Chapitre 2
Lorsque nous arrivons à Young en fin d'après-midi, le petit centre-ville reprend vie, la sieste des heures trop chaudes est terminée. Par le plus grand des hasards, une place assez grande pour stationner notre roulotte à moteur sans la moindre manœuvre se tient juste devant le Cherry's pub. Accordant de l'importance aux signes que nous envoie la vie, nous décidons de nous octroyer un moment de répit après cette journée de route harassante. En entrant, un soupir d'aisance presque orgasmique nous échappe au premier contact avec la clim. Ambiance feutrée, lumières tamisées. Au comptoir, trois cowboys palabrent bruyamment. À côté, un homme et une femme d'une cinquantaine d'années semblent amusés par ces énergumènes. Un autre couple, plus jeune, batifole les yeux dans les yeux dans l'intimité à une table dans le fond.
— Hi guys* ! nous lance le barman d'un air à la fois jovial et interrogateur lorsque nous approchons du bar.
— Hi guy. Two mints with water on the rocks, one half pint and one pint of Foster's, please, commande Céline.
Salut. Deux menthes à l'eau glacées, un demi et une pinte de Foster's, s'il vous plaît.
— Here we go ! s'exclame-t-il avec enthousiasme.
C'est parti !
Tom Cruise se met à gesticuler dans tous les sens, les verres tourbillonent d'une main à l'autre au dessus de sa tête, comme si nous venions de commander une tournée générale. Bravo l'artiste, très théâtral ce petit remake du film Cocktail ! En moins d'une minute, il dépose les quatre verres devant nous, un rictus de fierté au coin des lèvres.
— Enjoy, guys...
— Thank you !
Assoiffés, nous avalons les menthes à l'eau cul sec. L'un des trois cowboys se lève et s'approche du jukebox en réajustant son vieux chapeau de cuir informe délavé par le temps. Il semble hésiter puis envoie Father and Son de Cat Stevens. Pouces crochetés à la ceinture, il observe les cabrioles mener le vinyle sans faux-pas vers le lecteur. Quand le morceau démarre, il pose les deux mains à plat sur la vitre du meuble vintage, incline la tête et ferme les yeux. Religieusement, il fredonne les paroles dans sa barbe hirsute et grisonnante. En détournant le regard sur le fond de ma pinte, je ne peux retenir une pensée mélancolique pour mes enfants, que j'ai laissé à l'autre bout du monde et qui me manquent. Câline, Céline devine... En revenant des toilettes, elle arrive à pas de loup par derrière et m'enlace de son réconfort sans dire un mot. Après un léger sursaut, je reprends mes esprit, lui souris et l'embrasse de gratitude.

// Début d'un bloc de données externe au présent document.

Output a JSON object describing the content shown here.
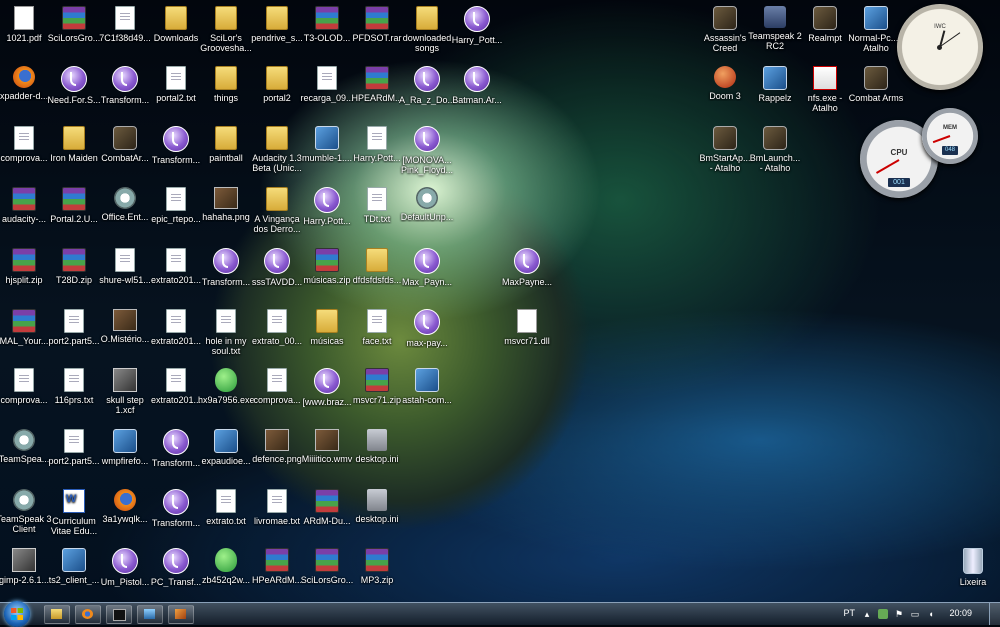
{
  "icons": [
    {
      "label": "1021.pdf",
      "type": "t-pdf",
      "glyph": "pdf-icon"
    },
    {
      "label": "SciLorsGro...",
      "type": "t-rar",
      "glyph": "rar-archive-icon"
    },
    {
      "label": "7C1f38d49...",
      "type": "t-doc",
      "glyph": "file-icon"
    },
    {
      "label": "Downloads",
      "type": "t-folder",
      "glyph": "folder-icon"
    },
    {
      "label": "SciLor's Groovesha...",
      "type": "t-folder",
      "glyph": "folder-icon",
      "wrap": true
    },
    {
      "label": "pendrive_s...",
      "type": "t-folder",
      "glyph": "folder-icon"
    },
    {
      "label": "T3-OLOD...",
      "type": "t-rar",
      "glyph": "rar-archive-icon"
    },
    {
      "label": "PFDSOT.rar",
      "type": "t-rar",
      "glyph": "rar-archive-icon"
    },
    {
      "label": "downloaded songs",
      "type": "t-folder",
      "glyph": "folder-icon",
      "wrap": true
    },
    {
      "label": "Harry_Pott...",
      "type": "t-torrent",
      "glyph": "torrent-icon"
    },
    {
      "label": "xpadder-d...",
      "type": "t-firefox",
      "glyph": "firefox-html-icon"
    },
    {
      "label": "Need.For.S...",
      "type": "t-torrent",
      "glyph": "torrent-icon"
    },
    {
      "label": "Transform...",
      "type": "t-torrent",
      "glyph": "torrent-icon"
    },
    {
      "label": "portal2.txt",
      "type": "t-doc",
      "glyph": "text-file-icon"
    },
    {
      "label": "things",
      "type": "t-folder",
      "glyph": "folder-icon"
    },
    {
      "label": "portal2",
      "type": "t-folder",
      "glyph": "folder-icon"
    },
    {
      "label": "recarga_09...",
      "type": "t-doc",
      "glyph": "file-icon"
    },
    {
      "label": "HPEARdM...",
      "type": "t-rar",
      "glyph": "rar-archive-icon"
    },
    {
      "label": "A_Ra_z_Do...",
      "type": "t-torrent",
      "glyph": "torrent-icon"
    },
    {
      "label": "Batman.Ar...",
      "type": "t-torrent",
      "glyph": "torrent-icon"
    },
    {
      "label": "comprova...",
      "type": "t-doc",
      "glyph": "file-icon"
    },
    {
      "label": "Iron Maiden",
      "type": "t-folder",
      "glyph": "folder-icon"
    },
    {
      "label": "CombatAr...",
      "type": "t-game",
      "glyph": "game-icon"
    },
    {
      "label": "Transform...",
      "type": "t-torrent",
      "glyph": "torrent-icon"
    },
    {
      "label": "paintball",
      "type": "t-folder",
      "glyph": "folder-icon"
    },
    {
      "label": "Audacity 1.3 Beta (Unic...",
      "type": "t-folder",
      "glyph": "folder-icon",
      "wrap": true
    },
    {
      "label": "mumble-1....",
      "type": "t-exe",
      "glyph": "installer-icon"
    },
    {
      "label": "Harry.Pott...",
      "type": "t-doc",
      "glyph": "file-icon"
    },
    {
      "label": "[MONOVA... Pink_Floyd...",
      "type": "t-torrent",
      "glyph": "torrent-icon",
      "wrap": true
    },
    {
      "label": "audacity-...",
      "type": "t-rar",
      "glyph": "rar-archive-icon"
    },
    {
      "label": "Portal.2.U...",
      "type": "t-rar",
      "glyph": "rar-archive-icon"
    },
    {
      "label": "Office.Ent...",
      "type": "t-gear",
      "glyph": "setup-icon"
    },
    {
      "label": "epic_rtepo...",
      "type": "t-doc",
      "glyph": "file-icon"
    },
    {
      "label": "hahaha.png",
      "type": "t-img",
      "glyph": "image-icon"
    },
    {
      "label": "A Vingança dos Derro...",
      "type": "t-folder",
      "glyph": "folder-icon",
      "wrap": true
    },
    {
      "label": "Harry.Pott...",
      "type": "t-torrent",
      "glyph": "torrent-icon"
    },
    {
      "label": "TDt.txt",
      "type": "t-doc",
      "glyph": "text-file-icon"
    },
    {
      "label": "DefaultUnp...",
      "type": "t-gear",
      "glyph": "setup-icon"
    },
    {
      "label": "hjsplit.zip",
      "type": "t-rar",
      "glyph": "rar-archive-icon"
    },
    {
      "label": "T28D.zip",
      "type": "t-rar",
      "glyph": "rar-archive-icon"
    },
    {
      "label": "shure-wl51...",
      "type": "t-doc",
      "glyph": "file-icon"
    },
    {
      "label": "extrato201...",
      "type": "t-doc",
      "glyph": "text-file-icon"
    },
    {
      "label": "Transform...",
      "type": "t-torrent",
      "glyph": "torrent-icon"
    },
    {
      "label": "sssTAVDD...",
      "type": "t-torrent",
      "glyph": "torrent-icon"
    },
    {
      "label": "músicas.zip",
      "type": "t-rar",
      "glyph": "rar-archive-icon"
    },
    {
      "label": "dfdsfdsfds...",
      "type": "t-folder",
      "glyph": "folder-icon"
    },
    {
      "label": "Max_Payn...",
      "type": "t-torrent",
      "glyph": "torrent-icon"
    },
    {
      "label": "MaxPayne...",
      "type": "t-torrent",
      "glyph": "torrent-icon"
    },
    {
      "label": "MAL_Your...",
      "type": "t-rar",
      "glyph": "rar-archive-icon"
    },
    {
      "label": "port2.part5...",
      "type": "t-doc",
      "glyph": "file-icon"
    },
    {
      "label": "O.Mistério...",
      "type": "t-img",
      "glyph": "video-icon"
    },
    {
      "label": "extrato201...",
      "type": "t-doc",
      "glyph": "text-file-icon"
    },
    {
      "label": "hole in my soul.txt",
      "type": "t-doc",
      "glyph": "text-file-icon",
      "wrap": true
    },
    {
      "label": "extrato_00...",
      "type": "t-doc",
      "glyph": "text-file-icon"
    },
    {
      "label": "músicas",
      "type": "t-folder",
      "glyph": "folder-icon"
    },
    {
      "label": "face.txt",
      "type": "t-doc",
      "glyph": "text-file-icon"
    },
    {
      "label": "max-pay...",
      "type": "t-torrent",
      "glyph": "torrent-icon"
    },
    {
      "label": "msvcr71.dll",
      "type": "t-dll",
      "glyph": "dll-icon"
    },
    {
      "label": "comprova...",
      "type": "t-doc",
      "glyph": "file-icon"
    },
    {
      "label": "116prs.txt",
      "type": "t-doc",
      "glyph": "text-file-icon"
    },
    {
      "label": "skull step 1.xcf",
      "type": "t-xcf",
      "glyph": "gimp-image-icon",
      "wrap": true
    },
    {
      "label": "extrato201...",
      "type": "t-doc",
      "glyph": "text-file-icon"
    },
    {
      "label": "hx9a7956.exe",
      "type": "t-shield",
      "glyph": "shield-exe-icon"
    },
    {
      "label": "comprova...",
      "type": "t-doc",
      "glyph": "file-icon"
    },
    {
      "label": "[www.braz...",
      "type": "t-torrent",
      "glyph": "torrent-icon"
    },
    {
      "label": "msvcr71.zip",
      "type": "t-rar",
      "glyph": "rar-archive-icon"
    },
    {
      "label": "astah-com...",
      "type": "t-exe",
      "glyph": "installer-icon"
    },
    {
      "label": "TeamSpea...",
      "type": "t-gear",
      "glyph": "teamspeak-icon"
    },
    {
      "label": "port2.part5...",
      "type": "t-doc",
      "glyph": "file-icon"
    },
    {
      "label": "wmpfirefo...",
      "type": "t-exe",
      "glyph": "installer-icon"
    },
    {
      "label": "Transform...",
      "type": "t-torrent",
      "glyph": "torrent-icon"
    },
    {
      "label": "expaudioe...",
      "type": "t-exe",
      "glyph": "monitor-icon"
    },
    {
      "label": "defence.png",
      "type": "t-img",
      "glyph": "image-icon"
    },
    {
      "label": "Miiiitico.wmv",
      "type": "t-img",
      "glyph": "video-icon"
    },
    {
      "label": "desktop.ini",
      "type": "t-ini",
      "glyph": "settings-file-icon"
    },
    {
      "label": "TeamSpeak 3 Client",
      "type": "t-gear",
      "glyph": "teamspeak-icon",
      "wrap": true
    },
    {
      "label": "Curriculum Vitae Edu...",
      "type": "t-word",
      "glyph": "word-document-icon",
      "wrap": true
    },
    {
      "label": "3a1ywqlk...",
      "type": "t-firefox",
      "glyph": "firefox-html-icon"
    },
    {
      "label": "Transform...",
      "type": "t-torrent",
      "glyph": "torrent-icon"
    },
    {
      "label": "extrato.txt",
      "type": "t-doc",
      "glyph": "text-file-icon"
    },
    {
      "label": "livromae.txt",
      "type": "t-doc",
      "glyph": "text-file-icon"
    },
    {
      "label": "ARdM-Du...",
      "type": "t-rar",
      "glyph": "rar-archive-icon"
    },
    {
      "label": "desktop.ini",
      "type": "t-ini",
      "glyph": "settings-file-icon"
    },
    {
      "label": "gimp-2.6.1...",
      "type": "t-xcf",
      "glyph": "gimp-icon"
    },
    {
      "label": "ts2_client_...",
      "type": "t-exe",
      "glyph": "installer-icon"
    },
    {
      "label": "Um_Pistol...",
      "type": "t-torrent",
      "glyph": "torrent-icon"
    },
    {
      "label": "PC_Transf...",
      "type": "t-torrent",
      "glyph": "torrent-icon"
    },
    {
      "label": "zb452q2w...",
      "type": "t-shield",
      "glyph": "shield-exe-icon"
    },
    {
      "label": "HPeARdM...",
      "type": "t-rar",
      "glyph": "rar-archive-icon"
    },
    {
      "label": "SciLorsGro...",
      "type": "t-rar",
      "glyph": "rar-archive-icon"
    },
    {
      "label": "MP3.zip",
      "type": "t-rar",
      "glyph": "rar-archive-icon"
    },
    {
      "label": "Assassin's Creed",
      "type": "t-game",
      "glyph": "game-icon",
      "wrap": true
    },
    {
      "label": "Teamspeak 2 RC2",
      "type": "t-ts",
      "glyph": "teamspeak-icon",
      "wrap": true
    },
    {
      "label": "Realmpt",
      "type": "t-game",
      "glyph": "game-icon"
    },
    {
      "label": "Normal-Pc... - Atalho",
      "type": "t-exe",
      "glyph": "shortcut-icon",
      "wrap": true
    },
    {
      "label": "Doom 3",
      "type": "t-red",
      "glyph": "game-icon"
    },
    {
      "label": "Rappelz",
      "type": "t-exe",
      "glyph": "game-icon"
    },
    {
      "label": "nfs.exe - Atalho",
      "type": "t-nfs",
      "glyph": "shortcut-icon",
      "wrap": true
    },
    {
      "label": "Combat Arms",
      "type": "t-game",
      "glyph": "game-icon",
      "wrap": true
    },
    {
      "label": "BmStartAp... - Atalho",
      "type": "t-game",
      "glyph": "shortcut-icon",
      "wrap": true
    },
    {
      "label": "BmLaunch... - Atalho",
      "type": "t-game",
      "glyph": "shortcut-icon",
      "wrap": true
    },
    {
      "label": "Lixeira",
      "type": "t-trash",
      "glyph": "recycle-bin-icon"
    }
  ],
  "gadgets": {
    "clock_brand": "IWC",
    "cpu_label": "CPU",
    "cpu_value": "001",
    "mem_label": "MEM",
    "mem_value": "048"
  },
  "taskbar": {
    "language": "PT",
    "time": "20:09",
    "pinned": [
      "explorer-icon",
      "firefox-icon",
      "cmd-icon",
      "network-icon",
      "app-icon"
    ]
  }
}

Lorsque nous demandons des infos sur la cueillette au barman, il nous sourit en se tournant vers le couple assis au comptoir. Leurs mines réjouies se sont braquées sur nous à l'instant même où nous avons parlé de cerises. Sue et son mari Bob font de la prestation de services pour un richissime propriétaire terrien. À notre insu, notre instinct nous a donc guidé tout naturellement vers le bureau de recrutement officiel. Comme quoi, il faut toujours être attentif aux signes... À demi-voix, nous préférons leur expliquer la situation sans détours : trop agé de quelques mois, je n'ai pas obtenu le Working Hollidays Visa qui, jusqu'à trente et un ans, permet de rester sur le territoire douze mois tout en y travaillant à sa guise. Sue et Bob nous rassurent en nous expliquant que mon visa touriste n'est pas un problème. Ils payent à la tâche et déclareront donc tout sur le compte de Céline. Nous trinquons à cette belle collabotation qui démarre. Ça y est, je suis officiellement travailleur clandestin ! Parfois, l'inconnu des chemins de bohême entache l'excitation de la découverte en dessinant la méfiance sur nos visages mais pas ce soir. Je les sens bien ces deux-là, ils ont de bonnes bouilles. Nos patrons terminent leur verre avant de s'esquiver, l'air satisfait. Rendez-vous est pris pour le lendemain, cinq heures trente devant le pub, les après-midi sont déjà trop insoutenables pour travailler.
À suivre...
* Littéralement, " Salut les gars ! ". Expression très courante en Australie, quelque soit le sexe des intéressés, y compris à la caisse du supermarché ou dans une administration.